Intégrer le coût de la castration

Si tous s’accordent à vouloir que le surcoût de la castration soit une opération blanche pour l’éleveur, ils reconnaissent aussi qu’il faut maintenir la diversité. « On n’impose rien au marché », a martelé Pierre Moureu, président de l’interprofession porcine Nouvelle Aquitaine. « On doit répondre à tous les marchés », a renchéri Carole Joliff qui demande à revoir la grille de paiement pour mieux prendre en compte le gras. « La grille mâle entier (ME) et femelle doit rester la référence et il faut différencier le mâle castré (MC) et intégrer le coût de la castration », a tranché François Valy, président de la FNP. Abordant le sujet de la Pac, « j’aurais préféré un Farm Deal plutôt qu’un Green Deal », a-t-il dit. 

Christophe Soulard

La Chine tire le marché

Ce n’est une surprise pour personne. La Chine tire le marché mondial du porc, surtout depuis l’épidémie de peste porcine africaine qui a frappé son cheptel. « Au moins 30 % de la production chinoise a été perdue entre 2018 et 2020, soit 16 millions de tonnes », a expliqué Boris Duflot, ingénieur en économie à l’Ifip. Pour reconstituer son cheptel et nourrir sa population, elle importe plus de porcs, particulièrement en provenance du Brésil et du Canada notamment.

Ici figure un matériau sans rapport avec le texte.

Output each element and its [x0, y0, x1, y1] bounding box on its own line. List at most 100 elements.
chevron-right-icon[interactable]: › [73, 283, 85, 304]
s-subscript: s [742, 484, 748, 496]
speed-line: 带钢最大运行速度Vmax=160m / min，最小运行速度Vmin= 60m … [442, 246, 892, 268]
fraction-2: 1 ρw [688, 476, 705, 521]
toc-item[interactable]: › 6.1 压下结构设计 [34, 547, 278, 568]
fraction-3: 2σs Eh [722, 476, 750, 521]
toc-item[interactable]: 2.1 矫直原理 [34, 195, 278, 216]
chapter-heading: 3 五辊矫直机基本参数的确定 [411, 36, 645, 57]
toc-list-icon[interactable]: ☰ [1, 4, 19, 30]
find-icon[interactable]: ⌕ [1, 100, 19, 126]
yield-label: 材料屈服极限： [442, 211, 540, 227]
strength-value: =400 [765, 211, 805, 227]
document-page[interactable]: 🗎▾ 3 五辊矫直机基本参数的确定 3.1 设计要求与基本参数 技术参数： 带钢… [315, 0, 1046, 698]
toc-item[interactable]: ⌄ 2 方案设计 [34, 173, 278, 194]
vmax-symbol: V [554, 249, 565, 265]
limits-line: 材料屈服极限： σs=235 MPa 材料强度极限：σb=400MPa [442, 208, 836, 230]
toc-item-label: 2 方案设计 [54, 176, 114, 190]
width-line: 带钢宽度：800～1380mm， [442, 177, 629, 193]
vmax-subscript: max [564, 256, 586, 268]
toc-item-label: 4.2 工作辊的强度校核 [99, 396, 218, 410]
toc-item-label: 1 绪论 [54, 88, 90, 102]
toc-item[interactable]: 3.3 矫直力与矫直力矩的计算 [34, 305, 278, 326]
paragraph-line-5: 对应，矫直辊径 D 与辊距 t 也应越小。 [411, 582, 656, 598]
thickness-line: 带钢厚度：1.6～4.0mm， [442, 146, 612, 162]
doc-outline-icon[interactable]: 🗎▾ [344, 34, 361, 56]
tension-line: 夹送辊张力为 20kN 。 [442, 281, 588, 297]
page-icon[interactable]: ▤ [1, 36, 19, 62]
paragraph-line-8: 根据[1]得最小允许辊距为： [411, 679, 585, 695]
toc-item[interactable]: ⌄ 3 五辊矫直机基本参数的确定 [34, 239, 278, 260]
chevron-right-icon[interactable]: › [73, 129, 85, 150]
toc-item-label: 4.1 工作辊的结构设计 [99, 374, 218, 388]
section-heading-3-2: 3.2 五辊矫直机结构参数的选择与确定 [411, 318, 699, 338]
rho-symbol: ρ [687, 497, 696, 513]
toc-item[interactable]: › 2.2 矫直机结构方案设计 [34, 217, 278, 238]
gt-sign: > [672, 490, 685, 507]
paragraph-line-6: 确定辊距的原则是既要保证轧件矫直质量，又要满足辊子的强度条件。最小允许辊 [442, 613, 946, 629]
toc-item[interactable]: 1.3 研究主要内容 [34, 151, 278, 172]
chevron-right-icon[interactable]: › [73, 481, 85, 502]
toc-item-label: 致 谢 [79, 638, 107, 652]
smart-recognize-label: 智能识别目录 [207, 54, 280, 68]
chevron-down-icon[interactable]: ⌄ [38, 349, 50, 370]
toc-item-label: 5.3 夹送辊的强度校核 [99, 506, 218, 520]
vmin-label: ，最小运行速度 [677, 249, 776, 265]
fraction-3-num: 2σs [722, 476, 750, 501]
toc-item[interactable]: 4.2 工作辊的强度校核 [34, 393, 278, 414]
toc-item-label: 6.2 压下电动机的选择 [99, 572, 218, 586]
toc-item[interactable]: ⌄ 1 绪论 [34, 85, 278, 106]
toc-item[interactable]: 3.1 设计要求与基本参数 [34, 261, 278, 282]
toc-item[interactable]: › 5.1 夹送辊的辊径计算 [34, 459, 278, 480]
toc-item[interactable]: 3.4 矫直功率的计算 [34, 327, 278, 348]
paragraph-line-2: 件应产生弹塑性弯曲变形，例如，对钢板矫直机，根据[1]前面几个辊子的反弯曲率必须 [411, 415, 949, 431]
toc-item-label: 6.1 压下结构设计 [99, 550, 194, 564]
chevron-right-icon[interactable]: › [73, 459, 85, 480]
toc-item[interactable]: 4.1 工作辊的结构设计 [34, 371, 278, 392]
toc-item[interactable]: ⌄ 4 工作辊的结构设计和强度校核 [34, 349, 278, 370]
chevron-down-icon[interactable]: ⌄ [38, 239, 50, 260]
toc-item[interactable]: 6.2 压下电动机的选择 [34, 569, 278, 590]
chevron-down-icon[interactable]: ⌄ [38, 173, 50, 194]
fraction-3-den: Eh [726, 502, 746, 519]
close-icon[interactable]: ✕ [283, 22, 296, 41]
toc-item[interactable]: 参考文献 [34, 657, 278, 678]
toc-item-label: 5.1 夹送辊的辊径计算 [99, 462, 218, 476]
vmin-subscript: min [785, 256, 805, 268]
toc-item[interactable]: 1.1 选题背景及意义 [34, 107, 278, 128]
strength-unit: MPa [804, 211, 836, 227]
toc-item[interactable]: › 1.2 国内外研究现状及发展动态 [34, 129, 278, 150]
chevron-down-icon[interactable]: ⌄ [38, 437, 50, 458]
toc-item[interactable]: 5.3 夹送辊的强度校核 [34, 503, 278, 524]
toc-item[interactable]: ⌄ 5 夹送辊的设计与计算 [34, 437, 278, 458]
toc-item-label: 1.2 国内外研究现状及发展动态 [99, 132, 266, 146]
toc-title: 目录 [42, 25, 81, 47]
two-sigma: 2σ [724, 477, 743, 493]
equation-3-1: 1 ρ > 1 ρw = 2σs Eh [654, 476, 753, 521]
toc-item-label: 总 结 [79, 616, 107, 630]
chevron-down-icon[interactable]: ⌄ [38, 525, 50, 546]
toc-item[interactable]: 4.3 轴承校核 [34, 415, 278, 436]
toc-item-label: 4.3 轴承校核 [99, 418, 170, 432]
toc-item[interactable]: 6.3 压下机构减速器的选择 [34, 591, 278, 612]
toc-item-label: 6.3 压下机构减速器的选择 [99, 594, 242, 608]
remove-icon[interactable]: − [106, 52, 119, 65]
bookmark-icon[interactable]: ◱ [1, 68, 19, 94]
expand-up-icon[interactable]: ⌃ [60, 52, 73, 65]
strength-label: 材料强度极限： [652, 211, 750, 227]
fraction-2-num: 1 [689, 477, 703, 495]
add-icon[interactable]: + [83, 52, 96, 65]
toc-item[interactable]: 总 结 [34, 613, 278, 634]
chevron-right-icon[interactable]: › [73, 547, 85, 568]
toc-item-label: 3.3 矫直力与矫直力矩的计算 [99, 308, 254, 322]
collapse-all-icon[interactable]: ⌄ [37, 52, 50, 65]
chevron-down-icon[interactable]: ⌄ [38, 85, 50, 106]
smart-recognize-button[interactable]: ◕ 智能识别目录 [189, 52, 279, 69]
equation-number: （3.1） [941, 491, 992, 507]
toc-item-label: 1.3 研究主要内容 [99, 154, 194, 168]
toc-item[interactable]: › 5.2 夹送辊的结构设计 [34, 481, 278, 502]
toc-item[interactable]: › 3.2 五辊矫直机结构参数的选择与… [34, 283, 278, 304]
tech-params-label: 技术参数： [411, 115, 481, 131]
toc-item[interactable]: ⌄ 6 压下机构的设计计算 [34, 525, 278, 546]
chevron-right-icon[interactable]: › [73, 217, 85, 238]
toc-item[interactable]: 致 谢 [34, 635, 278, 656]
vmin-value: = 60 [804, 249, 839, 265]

En 2020, la Chine a ainsi importé 5,7 millions de tonnes : + 63,9 % par rapport à 2019. Si la France bénéficie de cette dynamique, elle doit cependant être vigilante sur deux points : « son déficit de 858,4 millions d’euros (M€) avec ses partenaires européens, en partie compensés par des chiffres à l’exportation sur les pays tiers (676,70 M€) » mais aussi « la hausse des prix de l’alimentation qui entame la rentabilité des élevages », a indiqué Boris Duflot.